Government scandal hits Venezuela

Venezuelans who watched the political fortunes of Richard Nixon ebb and wane during 1975 and 1976 now have their own Watergate: a government scandal involving former President Carlos Andres Perez.

Censured by the Venezuelan Congress May 8 in the probe of a government ship purchase during his presidency, Mr. Perez faces the possibility of legal action. The Venezuelan attorney general is looking into the situation and promises an early decision on whether to prosecute the former president.

Within the Venezuelan Senate, there is already a move to strip Mr. Perez of his immunity as a member of the Senate -- an office he holds because he is a former president.

And his own party, Accion Democratica, is sharply divided on how to deal with the incident.
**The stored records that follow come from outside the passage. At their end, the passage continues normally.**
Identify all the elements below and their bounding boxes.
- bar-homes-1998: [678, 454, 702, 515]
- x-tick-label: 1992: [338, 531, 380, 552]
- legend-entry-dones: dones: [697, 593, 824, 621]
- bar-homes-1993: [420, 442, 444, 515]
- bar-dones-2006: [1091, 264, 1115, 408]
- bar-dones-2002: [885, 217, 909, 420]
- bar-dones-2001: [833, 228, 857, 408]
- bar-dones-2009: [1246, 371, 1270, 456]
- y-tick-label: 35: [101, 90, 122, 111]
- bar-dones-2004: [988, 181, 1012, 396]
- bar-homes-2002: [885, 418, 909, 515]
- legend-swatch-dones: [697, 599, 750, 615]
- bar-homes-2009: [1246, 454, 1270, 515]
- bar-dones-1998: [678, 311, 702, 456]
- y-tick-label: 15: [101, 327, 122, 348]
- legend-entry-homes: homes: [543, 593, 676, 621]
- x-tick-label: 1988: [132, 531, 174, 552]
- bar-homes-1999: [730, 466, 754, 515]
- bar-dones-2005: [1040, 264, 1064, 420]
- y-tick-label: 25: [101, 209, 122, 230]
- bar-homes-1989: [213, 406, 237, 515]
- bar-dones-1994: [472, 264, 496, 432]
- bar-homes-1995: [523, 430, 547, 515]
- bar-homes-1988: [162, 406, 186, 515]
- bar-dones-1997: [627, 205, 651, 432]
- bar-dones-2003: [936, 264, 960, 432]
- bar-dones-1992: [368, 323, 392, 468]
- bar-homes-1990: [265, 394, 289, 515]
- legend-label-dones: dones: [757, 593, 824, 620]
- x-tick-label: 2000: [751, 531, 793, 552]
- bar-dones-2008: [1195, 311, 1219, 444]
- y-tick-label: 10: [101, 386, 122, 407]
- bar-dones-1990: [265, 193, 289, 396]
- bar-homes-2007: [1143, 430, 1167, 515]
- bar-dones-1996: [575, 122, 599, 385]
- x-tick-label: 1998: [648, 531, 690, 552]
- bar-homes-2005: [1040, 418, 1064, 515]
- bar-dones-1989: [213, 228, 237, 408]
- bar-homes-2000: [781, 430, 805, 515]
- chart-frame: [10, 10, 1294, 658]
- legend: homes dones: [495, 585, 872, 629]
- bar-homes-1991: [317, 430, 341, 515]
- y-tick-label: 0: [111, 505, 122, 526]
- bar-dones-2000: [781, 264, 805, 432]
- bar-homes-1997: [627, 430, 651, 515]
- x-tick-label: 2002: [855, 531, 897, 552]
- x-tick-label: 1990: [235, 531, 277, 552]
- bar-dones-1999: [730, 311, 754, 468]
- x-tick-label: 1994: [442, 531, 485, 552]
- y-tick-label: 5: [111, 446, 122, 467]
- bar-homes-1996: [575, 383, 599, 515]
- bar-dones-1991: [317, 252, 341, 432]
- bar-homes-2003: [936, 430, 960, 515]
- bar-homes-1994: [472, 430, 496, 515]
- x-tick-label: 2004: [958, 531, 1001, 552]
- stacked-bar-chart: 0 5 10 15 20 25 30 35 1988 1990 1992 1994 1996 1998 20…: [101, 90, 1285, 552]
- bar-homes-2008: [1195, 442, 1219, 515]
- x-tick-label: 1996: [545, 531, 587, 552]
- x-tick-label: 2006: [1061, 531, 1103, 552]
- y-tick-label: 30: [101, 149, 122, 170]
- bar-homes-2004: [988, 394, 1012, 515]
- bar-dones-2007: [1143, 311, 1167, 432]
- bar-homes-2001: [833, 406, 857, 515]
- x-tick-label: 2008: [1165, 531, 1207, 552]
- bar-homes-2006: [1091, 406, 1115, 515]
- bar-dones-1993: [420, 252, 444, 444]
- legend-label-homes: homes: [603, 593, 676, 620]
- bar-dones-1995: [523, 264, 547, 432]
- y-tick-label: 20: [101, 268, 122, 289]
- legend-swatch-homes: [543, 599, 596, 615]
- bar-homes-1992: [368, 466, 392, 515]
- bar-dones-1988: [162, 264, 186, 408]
The whole imbroglio centers on the Perez government's purchase of a Norwegian refrigerated freighter called the Sierra Nevada, in 1977. The price for the 10, 000-ton vessel was $11.9 million, but the Venezuelan government paid an intermediary concern $20 million. In its probe, a congressional committee reported that the $8.1 million overcharge was made with the full knowledge of the Perez administration and that the money went to a number of Venezuelans.
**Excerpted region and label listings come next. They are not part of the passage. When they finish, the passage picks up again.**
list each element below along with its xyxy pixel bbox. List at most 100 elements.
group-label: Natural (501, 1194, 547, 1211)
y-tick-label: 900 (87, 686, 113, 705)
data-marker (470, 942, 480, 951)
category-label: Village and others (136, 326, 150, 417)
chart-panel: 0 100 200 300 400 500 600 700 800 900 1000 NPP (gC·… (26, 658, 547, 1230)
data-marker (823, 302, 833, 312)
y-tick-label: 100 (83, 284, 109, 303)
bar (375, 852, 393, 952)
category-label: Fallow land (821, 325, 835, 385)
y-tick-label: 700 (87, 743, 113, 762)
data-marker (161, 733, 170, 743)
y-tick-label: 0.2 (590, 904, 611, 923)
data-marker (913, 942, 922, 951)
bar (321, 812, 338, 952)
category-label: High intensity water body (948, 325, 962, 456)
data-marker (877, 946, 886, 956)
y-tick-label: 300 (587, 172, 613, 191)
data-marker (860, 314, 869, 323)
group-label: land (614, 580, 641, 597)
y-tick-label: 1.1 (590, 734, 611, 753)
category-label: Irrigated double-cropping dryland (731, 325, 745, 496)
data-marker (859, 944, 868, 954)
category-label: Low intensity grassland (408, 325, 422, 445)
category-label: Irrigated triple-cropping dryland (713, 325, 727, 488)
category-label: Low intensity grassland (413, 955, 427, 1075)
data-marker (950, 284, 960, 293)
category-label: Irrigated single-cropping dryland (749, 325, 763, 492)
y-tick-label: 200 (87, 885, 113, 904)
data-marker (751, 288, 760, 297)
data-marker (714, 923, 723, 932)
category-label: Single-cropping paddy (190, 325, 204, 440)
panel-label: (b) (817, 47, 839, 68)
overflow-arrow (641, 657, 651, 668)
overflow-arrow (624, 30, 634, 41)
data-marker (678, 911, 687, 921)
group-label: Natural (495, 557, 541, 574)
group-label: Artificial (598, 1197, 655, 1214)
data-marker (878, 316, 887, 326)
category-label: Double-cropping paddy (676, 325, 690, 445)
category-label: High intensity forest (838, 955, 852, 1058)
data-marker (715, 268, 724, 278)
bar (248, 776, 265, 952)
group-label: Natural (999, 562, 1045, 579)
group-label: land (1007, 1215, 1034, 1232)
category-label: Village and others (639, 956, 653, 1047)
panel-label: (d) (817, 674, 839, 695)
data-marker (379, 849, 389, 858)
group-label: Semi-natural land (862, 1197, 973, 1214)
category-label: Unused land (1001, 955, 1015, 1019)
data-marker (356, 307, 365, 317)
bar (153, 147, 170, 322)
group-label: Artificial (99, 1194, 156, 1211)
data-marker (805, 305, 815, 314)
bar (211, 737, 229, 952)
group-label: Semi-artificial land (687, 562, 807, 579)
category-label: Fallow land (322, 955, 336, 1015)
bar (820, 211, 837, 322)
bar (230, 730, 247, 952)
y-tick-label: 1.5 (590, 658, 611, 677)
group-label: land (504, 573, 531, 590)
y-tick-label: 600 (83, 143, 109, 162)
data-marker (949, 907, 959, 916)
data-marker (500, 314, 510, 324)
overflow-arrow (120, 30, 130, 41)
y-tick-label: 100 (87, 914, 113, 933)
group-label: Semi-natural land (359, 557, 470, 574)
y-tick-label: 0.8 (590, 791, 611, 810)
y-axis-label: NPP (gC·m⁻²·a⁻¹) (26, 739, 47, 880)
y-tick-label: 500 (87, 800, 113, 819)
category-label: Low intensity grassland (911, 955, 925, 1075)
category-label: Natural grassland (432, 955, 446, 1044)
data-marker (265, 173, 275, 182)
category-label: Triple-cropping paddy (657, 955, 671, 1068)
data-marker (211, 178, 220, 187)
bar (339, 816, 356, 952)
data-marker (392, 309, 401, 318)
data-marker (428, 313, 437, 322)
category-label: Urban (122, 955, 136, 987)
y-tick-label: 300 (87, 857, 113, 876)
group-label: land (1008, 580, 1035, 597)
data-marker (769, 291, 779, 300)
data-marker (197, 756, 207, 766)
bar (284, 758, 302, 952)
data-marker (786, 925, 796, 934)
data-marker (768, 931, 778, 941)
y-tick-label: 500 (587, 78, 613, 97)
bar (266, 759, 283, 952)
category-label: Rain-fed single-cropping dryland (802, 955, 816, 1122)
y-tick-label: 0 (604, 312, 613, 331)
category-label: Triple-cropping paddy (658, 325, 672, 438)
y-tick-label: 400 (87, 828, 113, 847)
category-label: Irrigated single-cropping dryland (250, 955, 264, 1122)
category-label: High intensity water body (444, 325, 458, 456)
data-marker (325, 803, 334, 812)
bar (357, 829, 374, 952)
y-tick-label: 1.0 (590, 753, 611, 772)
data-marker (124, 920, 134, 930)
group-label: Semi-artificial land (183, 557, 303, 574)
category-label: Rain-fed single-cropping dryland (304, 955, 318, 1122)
In his defense, the former president says the whole affair is an effort by "multinational interests" to discredit him and his administration. It was during his presidency, he notes, that Venezuela nationalized United States oil companies and iron-mining concerns worth billions of dollars.

Although the Sierra Nevada incident has received the most attention, there are numerous other charges of corruption, waste, and mismanagement against the Perez government, which held office from 1974 to 1979. During those five years, it spent $55 billion on industrial and agricultural projects, public works, and social programs.

Charges that some of the money was squandered cropped up during his presidency, but Mr. Perez repeatedly scoffed at them.

However, when his party lost the presidential election in late 1978 and he was succeeded by Luis Herrera Campins of the opposition COPEI-Social Christian Party, probes into the charges were begun.

Now, Romulo Betancourt, another former president and the Accion Democratica Party's grand old man, has broken with Mr. Perez. Mr. Betancourt, who prided himself on running an efficient and honest government, wants a thorough investigation of the charges against Mr. Perez, while the Perez faction in the party is trying to squelch the whole affair.

Meanwhile, many Venezuelans compare the issue with impeachment proceedings against Richard Nixon, a comparison that bothers Mr. Perez -- a frequent Nixon critic.